Genomics in the World of Big Data Analytics
Data analytics projects have proven successful in accelerating the pace of research, analysis and decision-making at pharmaceutical and biotech corporations. For genomics specifically, the promise of utilizing big data to capture and unlock its full potential is exciting, but not without its challenges. Everyone is aware of the primary technological challenges for data analytics projects, like data integration, privacy/security, storage and statistical power. But as data analytics and genomics intersect, new challenges emerge.
Almost thirty years ago, The Human Genome Project engulfed over 20 university labs, billions of dollars globally, and over a decade of work. Today, genome sequencing time and effort has been reduced to a few hundred bucks with a turnaround time of a few days, and there have even been Black Friday sales vying for consumer affection. As a result of this increased accessibility, companies are compiling data at an exponential rate, and IT engagements are in demand to help keep up with the storage, privacy and computational speeds needed to extract meaning from it all.
A Lack of Standardized Nomenclature: Data’s Biggest Enemy
Taking a step back from IT, one of the biggest problems facing big data in biological sciences is standardized nomenclature. As the field emerged, naming conventions were non-existent, giving rise to a “Wild West”-type environment where scientists labeled as they thought best.
In 1979, The HUGO Gene Nomenclature Committee (HGNC) was organized to “approve unique symbols and names for human loci, including protein coding genes, ncRNA genes and pseudogenes, to allow unambiguous scientific communication.” However, this nomenclature effort was confined to humans. It lacked conservation of terminology across evolutionary trees to model organisms such as yeast, flies, worms or mice—causing complications to effectively mine data.

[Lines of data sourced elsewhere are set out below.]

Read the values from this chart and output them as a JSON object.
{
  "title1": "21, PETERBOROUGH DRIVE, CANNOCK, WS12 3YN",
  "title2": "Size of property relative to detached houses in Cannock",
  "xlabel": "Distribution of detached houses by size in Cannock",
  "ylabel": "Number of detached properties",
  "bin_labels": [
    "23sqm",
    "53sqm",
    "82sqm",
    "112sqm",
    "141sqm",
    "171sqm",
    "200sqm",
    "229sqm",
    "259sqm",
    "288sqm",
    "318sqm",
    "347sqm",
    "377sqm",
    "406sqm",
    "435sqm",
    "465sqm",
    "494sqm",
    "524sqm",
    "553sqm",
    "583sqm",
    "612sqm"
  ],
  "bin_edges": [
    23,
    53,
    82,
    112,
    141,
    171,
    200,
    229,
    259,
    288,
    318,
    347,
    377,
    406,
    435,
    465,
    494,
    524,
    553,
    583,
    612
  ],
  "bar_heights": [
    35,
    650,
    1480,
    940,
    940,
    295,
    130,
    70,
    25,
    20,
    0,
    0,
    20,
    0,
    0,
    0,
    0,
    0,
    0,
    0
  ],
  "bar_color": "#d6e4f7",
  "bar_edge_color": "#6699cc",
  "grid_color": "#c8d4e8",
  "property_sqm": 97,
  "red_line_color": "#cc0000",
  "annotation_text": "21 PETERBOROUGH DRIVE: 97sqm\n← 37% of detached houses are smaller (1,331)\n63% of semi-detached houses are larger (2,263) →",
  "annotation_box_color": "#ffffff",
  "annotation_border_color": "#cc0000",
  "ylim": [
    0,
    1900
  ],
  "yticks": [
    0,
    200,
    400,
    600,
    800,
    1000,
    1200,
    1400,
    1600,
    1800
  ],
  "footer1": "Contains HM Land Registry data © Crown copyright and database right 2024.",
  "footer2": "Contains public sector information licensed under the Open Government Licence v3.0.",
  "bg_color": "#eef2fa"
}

For example, the KRAS gene has 15 synonyms for a human and 11 for a mouse where only 4 values overlap.
In fact, it is not uncommon for different scientists within the same team to prefer the use of different nomenclatures. In addition to gene naming, there are also proteins, cells, tissues, organisms, diseases, technologies, protocols and algorithms that exist without definitive standards. Organizations such as Pistoia Alliance and Transforming Genetic Medicine Initiative work to improve consistency and establish FAIR (Findable, Accessible, Interoperable, and Reusable) best practices for use and management of ontologies.
Lastly, even if the nomenclature were established, it is imperative to capture all the metadata associated with a particular sequence. Specifically, what organism did the sequence come from? What is the gender or ethnicity? What is the context (e.g. normal vs. cancerous tissue) associated with that sample? Finally, which technologies (i.e. physical or computational process) were used to generate the data?
Drawing Meaningful Conclusions from Disparate Data
The problem described above becomes more pronounced when trying to integrate information from disparate data sources. If the organizational structure of the metadata does not match, analysis of combined datasets will be a challenge. As the field is working to adapt comprehensive standards, curators will be necessary to bring the data together in an integrable and interpretable way.
In order to draw meaningful conclusions, data analytics within genomics projects will need to account for the technological problems, nomenclature standards and metadata issues that turnkey big data implementations cannot foresee in total. To do so, the next generation of applying data analytics to genomics will build off robust engineering cloud platforms for data storage and analysis.
With public- and government-sponsored projects, such as the National Institutes of Health’s 100,000 genomes, the UK's 1 million or Finland's 0.5 million genomes, as well as commercial endeavors, underway, we can access and integrate an almost ludicrous amount of data. However, even the most organized projects still need data scientists to ensure that all data and metadata complies with FAIR standards.
In conclusion, big data platforms will need to proactively anticipate the metadata necessary to make the volume of disparate data sources across an organization into worthwhile research and commercial applications. Despite the challenges, implementing a genomics-centered big data ecosystem that is powerful, scalable and searchable will yield integrations and interpretations to pave the way for futuristic academic and commercial advances worldwide.